Brent crude prices lost most of its gains of the previous 2 weeks within three days. The price appeared to be at the uptrend line near December’s lows, which have already acted as a great support. This time, the buyers are likely to intensify their efforts and try to prevent the trend breakdown from being confirmed, otherwise the outlook for oil will deteriorate.
Traders in the oil market remain cautious after Fed Chairman Jerome Powell's comments on further monetary tightening, as inflation persists. Strong labor market data for February may also contribute to the regulator's hawkish stance.
Meanwhile, the number of unemployed Americans last week rose to its highest level since early January, surpassing 200,000. Now there are mixed readings on data like that. On the one hand, more people unemployed might signal that the economy is going to experience demand issues in the near term, and that's a negative sentiment for oil prices. But it could also deter the Fed from pushing rates higher, and this would be positive for all commodities.

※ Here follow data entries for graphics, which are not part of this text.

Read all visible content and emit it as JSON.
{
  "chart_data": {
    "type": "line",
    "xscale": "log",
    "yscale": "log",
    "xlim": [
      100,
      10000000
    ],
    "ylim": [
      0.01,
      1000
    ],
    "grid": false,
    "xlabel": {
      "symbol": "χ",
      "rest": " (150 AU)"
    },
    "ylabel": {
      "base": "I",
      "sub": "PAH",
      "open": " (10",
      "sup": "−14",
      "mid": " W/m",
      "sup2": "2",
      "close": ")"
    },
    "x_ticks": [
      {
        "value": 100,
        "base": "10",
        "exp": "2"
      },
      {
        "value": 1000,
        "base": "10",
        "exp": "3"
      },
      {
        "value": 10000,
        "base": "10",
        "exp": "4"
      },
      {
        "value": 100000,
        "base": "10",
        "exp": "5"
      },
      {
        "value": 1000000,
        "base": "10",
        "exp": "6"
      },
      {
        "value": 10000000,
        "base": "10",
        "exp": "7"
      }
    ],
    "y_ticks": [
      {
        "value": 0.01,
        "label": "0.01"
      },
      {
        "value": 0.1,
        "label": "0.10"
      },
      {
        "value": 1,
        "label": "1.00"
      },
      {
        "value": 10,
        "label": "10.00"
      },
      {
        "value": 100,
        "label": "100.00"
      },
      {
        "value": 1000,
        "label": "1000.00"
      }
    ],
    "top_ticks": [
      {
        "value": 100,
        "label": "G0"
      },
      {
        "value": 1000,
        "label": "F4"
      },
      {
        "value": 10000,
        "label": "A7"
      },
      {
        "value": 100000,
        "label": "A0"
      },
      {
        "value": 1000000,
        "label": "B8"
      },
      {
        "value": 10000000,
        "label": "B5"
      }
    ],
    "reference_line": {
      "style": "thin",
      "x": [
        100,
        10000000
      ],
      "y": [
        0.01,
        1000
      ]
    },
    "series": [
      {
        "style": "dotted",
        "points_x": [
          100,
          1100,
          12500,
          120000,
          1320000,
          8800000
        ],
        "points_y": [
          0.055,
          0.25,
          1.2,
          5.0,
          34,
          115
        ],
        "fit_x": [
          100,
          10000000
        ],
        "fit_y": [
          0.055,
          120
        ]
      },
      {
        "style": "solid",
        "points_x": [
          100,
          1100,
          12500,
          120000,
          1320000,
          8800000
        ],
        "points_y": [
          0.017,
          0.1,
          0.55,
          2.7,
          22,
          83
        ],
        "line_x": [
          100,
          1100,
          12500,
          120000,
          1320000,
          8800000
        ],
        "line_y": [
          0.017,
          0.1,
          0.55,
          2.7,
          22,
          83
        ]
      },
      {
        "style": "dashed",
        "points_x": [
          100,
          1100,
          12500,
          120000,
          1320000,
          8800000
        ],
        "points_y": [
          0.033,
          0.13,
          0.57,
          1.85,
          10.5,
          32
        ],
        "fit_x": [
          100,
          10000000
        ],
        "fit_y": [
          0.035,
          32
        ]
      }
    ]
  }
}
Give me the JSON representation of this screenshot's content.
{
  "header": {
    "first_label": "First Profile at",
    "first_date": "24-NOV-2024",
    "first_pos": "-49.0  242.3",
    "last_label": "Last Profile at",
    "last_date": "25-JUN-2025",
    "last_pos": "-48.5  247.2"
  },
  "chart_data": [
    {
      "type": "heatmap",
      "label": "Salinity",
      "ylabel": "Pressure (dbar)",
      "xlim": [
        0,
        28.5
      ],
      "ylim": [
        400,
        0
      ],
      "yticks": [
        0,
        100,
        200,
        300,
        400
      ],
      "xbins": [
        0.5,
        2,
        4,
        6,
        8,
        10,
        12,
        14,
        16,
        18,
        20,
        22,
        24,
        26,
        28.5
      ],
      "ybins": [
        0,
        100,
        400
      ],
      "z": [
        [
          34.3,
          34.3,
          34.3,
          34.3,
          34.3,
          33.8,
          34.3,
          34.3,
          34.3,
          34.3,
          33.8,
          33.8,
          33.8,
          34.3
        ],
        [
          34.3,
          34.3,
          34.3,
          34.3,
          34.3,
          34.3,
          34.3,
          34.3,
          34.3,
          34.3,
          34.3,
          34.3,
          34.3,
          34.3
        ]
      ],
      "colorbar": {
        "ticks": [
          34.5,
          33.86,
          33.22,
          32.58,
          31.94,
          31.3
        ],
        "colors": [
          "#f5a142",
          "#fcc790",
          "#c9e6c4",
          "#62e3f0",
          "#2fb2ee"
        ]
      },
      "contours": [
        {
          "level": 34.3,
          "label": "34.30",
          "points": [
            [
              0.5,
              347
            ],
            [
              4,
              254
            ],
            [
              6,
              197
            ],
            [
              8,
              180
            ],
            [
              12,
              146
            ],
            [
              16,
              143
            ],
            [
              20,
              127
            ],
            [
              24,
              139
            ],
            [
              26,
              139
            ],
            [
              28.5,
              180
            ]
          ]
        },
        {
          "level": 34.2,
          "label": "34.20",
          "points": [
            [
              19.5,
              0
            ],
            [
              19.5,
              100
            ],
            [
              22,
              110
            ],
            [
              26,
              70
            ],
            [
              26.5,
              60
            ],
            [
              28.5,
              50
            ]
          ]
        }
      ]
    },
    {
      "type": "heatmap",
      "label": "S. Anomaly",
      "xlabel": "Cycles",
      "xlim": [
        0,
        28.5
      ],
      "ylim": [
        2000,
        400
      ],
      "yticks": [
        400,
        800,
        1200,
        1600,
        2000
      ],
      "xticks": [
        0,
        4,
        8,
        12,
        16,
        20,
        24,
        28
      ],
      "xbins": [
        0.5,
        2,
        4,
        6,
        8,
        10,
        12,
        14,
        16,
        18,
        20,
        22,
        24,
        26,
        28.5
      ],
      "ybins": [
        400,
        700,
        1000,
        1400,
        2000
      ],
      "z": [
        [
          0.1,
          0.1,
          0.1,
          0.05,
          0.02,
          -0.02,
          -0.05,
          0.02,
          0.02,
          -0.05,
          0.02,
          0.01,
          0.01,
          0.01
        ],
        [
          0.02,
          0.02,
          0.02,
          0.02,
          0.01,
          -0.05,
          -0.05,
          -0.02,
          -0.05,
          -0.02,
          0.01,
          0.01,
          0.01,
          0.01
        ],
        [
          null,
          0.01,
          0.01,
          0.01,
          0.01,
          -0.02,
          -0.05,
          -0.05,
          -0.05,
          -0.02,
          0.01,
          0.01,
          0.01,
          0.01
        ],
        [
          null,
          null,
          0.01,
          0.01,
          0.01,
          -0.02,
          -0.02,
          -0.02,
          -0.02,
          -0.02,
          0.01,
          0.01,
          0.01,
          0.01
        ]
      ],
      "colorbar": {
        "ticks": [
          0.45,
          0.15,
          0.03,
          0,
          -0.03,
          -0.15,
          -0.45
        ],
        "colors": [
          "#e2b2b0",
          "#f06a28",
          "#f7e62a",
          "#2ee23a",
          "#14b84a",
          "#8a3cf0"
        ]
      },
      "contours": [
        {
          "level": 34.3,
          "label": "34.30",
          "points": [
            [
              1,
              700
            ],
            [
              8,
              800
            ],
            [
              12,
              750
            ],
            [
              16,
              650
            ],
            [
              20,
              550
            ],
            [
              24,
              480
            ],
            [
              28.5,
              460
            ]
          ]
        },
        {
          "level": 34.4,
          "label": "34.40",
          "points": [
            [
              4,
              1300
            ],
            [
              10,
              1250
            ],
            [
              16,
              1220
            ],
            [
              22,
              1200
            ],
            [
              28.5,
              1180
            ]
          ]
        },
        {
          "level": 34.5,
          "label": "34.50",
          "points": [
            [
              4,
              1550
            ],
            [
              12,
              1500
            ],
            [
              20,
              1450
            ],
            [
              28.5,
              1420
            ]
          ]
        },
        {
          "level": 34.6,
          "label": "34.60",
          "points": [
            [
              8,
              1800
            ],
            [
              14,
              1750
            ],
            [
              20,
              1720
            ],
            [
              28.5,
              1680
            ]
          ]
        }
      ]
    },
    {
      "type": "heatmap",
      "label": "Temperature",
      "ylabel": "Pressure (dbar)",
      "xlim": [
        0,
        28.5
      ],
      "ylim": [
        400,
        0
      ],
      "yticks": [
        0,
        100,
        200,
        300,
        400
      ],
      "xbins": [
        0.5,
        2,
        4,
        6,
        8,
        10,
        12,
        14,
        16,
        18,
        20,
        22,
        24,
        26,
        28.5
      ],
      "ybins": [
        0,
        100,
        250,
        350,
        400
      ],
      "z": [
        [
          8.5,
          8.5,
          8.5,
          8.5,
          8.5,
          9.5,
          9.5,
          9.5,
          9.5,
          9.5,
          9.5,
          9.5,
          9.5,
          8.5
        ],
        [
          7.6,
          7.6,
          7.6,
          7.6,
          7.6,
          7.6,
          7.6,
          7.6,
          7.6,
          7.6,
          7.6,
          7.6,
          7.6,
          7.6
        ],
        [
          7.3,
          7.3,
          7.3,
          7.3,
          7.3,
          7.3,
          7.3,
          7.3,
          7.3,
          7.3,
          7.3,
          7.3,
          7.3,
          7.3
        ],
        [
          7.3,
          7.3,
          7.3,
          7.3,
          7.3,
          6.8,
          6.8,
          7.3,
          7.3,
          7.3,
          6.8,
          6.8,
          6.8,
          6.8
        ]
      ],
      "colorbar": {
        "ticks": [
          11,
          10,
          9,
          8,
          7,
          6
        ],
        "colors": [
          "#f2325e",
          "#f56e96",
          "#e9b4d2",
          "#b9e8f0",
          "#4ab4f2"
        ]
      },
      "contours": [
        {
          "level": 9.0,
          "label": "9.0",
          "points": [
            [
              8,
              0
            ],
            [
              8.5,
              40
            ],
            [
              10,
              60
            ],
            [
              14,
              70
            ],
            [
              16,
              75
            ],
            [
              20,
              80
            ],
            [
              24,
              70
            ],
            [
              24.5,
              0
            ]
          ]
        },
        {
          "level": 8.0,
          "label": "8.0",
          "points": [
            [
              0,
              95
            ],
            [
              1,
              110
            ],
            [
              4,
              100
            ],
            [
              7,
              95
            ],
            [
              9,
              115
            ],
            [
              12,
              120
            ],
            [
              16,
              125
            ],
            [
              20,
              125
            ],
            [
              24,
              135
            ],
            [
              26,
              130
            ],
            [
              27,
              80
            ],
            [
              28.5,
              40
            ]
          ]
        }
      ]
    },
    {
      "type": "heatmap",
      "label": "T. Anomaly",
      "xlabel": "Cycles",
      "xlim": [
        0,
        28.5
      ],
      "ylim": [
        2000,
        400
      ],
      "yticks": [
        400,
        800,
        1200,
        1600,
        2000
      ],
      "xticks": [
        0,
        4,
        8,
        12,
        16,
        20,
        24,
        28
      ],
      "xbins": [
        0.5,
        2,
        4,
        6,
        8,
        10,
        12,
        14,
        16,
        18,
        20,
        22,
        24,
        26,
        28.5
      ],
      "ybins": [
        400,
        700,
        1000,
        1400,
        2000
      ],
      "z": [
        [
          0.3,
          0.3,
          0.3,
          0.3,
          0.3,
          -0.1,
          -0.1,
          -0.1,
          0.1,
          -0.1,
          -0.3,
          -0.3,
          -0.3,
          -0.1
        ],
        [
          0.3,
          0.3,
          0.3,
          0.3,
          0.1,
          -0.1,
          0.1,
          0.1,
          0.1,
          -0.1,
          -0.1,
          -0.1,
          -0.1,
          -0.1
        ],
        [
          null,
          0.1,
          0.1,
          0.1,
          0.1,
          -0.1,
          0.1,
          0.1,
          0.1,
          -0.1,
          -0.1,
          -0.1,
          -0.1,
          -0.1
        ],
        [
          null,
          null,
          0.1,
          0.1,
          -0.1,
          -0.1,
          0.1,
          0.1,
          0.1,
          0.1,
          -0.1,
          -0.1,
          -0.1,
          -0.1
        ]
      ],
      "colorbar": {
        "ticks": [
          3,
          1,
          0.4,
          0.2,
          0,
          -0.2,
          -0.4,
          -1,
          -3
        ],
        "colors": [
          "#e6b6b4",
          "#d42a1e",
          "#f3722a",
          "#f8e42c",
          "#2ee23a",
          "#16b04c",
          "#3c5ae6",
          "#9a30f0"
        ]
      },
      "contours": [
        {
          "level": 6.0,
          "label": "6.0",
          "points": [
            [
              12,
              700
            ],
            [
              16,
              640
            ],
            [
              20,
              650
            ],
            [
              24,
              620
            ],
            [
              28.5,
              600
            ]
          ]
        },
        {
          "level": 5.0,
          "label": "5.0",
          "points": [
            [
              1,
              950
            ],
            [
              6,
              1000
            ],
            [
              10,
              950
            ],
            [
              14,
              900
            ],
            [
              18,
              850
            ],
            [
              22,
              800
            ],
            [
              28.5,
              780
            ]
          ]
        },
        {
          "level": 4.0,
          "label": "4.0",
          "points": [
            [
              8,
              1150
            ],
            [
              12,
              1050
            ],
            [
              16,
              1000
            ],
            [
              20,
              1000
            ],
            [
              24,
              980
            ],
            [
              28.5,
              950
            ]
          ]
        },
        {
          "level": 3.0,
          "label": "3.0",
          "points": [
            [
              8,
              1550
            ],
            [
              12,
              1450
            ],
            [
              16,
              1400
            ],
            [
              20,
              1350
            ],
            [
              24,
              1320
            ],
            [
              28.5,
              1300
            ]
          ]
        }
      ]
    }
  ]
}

But despite demand worries in the U.S., Asian countries are likely to support prices for "black gold". In February, for instance, fuel demand in India jumped to its 24-year high. Oil consumption increased by more than 5% to 4.82 million barrels per day. Demand is projected to grow further in March to the level of 5.17 million bpd. China, in turn, has been reducing its petroleum exports due to increased domestic demand, thus providing support for oil prices.
Since Brent has not fallen below the level of previous local lows (80.3), odds for a rebound upwards are still good. The growth target may be the level of 82.5.
The following trading strategy can be suggested:
Buy Brent in the 80.7-81.4 range. Take profit – 82.5. Stop loss – 80.3.
This content is for informational purposes only and is not intended to be investing advice.